Today is Wednesday, June 25, the 176th day of 2025. There are 189 days left in the year.
Today in history:
On June 25, 1950, war broke out in Korea as forces from the communist North invaded the South. The conflict would last for over three years and would be responsible for an estimated 4 million deaths, an estimated 3 million of whom were civilians.
Also on this date:
In 1876, the Battle of the Little Bighorn, also known as Custer's Last Stand, began in southeastern Montana Territory. As many as 100 Native Americans were killed in the battle, as were 268 people attached to the 7th Cavalry Regiment, including George Armstrong Custer and Mark Kellogg, the first Associated Press reporter to die in the line of duty.
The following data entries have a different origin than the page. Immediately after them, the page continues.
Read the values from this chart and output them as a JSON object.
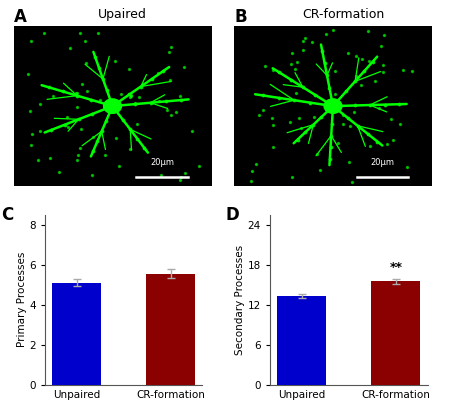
{
  "panel_C": {
    "categories": [
      "Unpaired",
      "CR-formation"
    ],
    "values": [
      5.1,
      5.55
    ],
    "errors": [
      0.18,
      0.22
    ],
    "colors": [
      "#0000CC",
      "#8B0000"
    ],
    "ylabel": "Primary Processes",
    "yticks": [
      0,
      2,
      4,
      6,
      8
    ],
    "ylim": [
      0,
      8.5
    ],
    "label": "C",
    "significance": null
  },
  "panel_D": {
    "categories": [
      "Unpaired",
      "CR-formation"
    ],
    "values": [
      13.3,
      15.5
    ],
    "errors": [
      0.25,
      0.4
    ],
    "colors": [
      "#0000CC",
      "#8B0000"
    ],
    "ylabel": "Secondary Processes",
    "yticks": [
      0,
      6,
      12,
      18,
      24
    ],
    "ylim": [
      0,
      25.5
    ],
    "label": "D",
    "significance": "**"
  },
  "fig_bg": "#ffffff",
  "plot_bg": "#ffffff",
  "panel_A_label": "A",
  "panel_B_label": "B",
  "panel_A_title": "Upaired",
  "panel_B_title": "CR-formation",
  "scale_bar_text": "20μm",
  "neuron_color": "#00FF00",
  "image_bg": "#000000",
  "spine_color": "#555555",
  "errorbar_color": "#aaaaaa",
  "sig_color": "#000000"
}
In 1938, the Fair Labor Standards Act of 1938, which set a minimum wage, guaranteed overtime pay and banned ''oppressive child labor,'' was signed into law by President Franklin D. Roosevelt.
In 1947, ''The Diary of a Young Girl,'' the personal journal of Anne Frank, a German-born Jewish girl hiding with her family from the Nazis in Amsterdam during World War II, was first published.
In 1973, former White House Counsel John Dean began testifying before the Senate Watergate Committee, implicating top administration officials, including President Richard Nixon as well as himself, in the Watergate scandal and cover-up.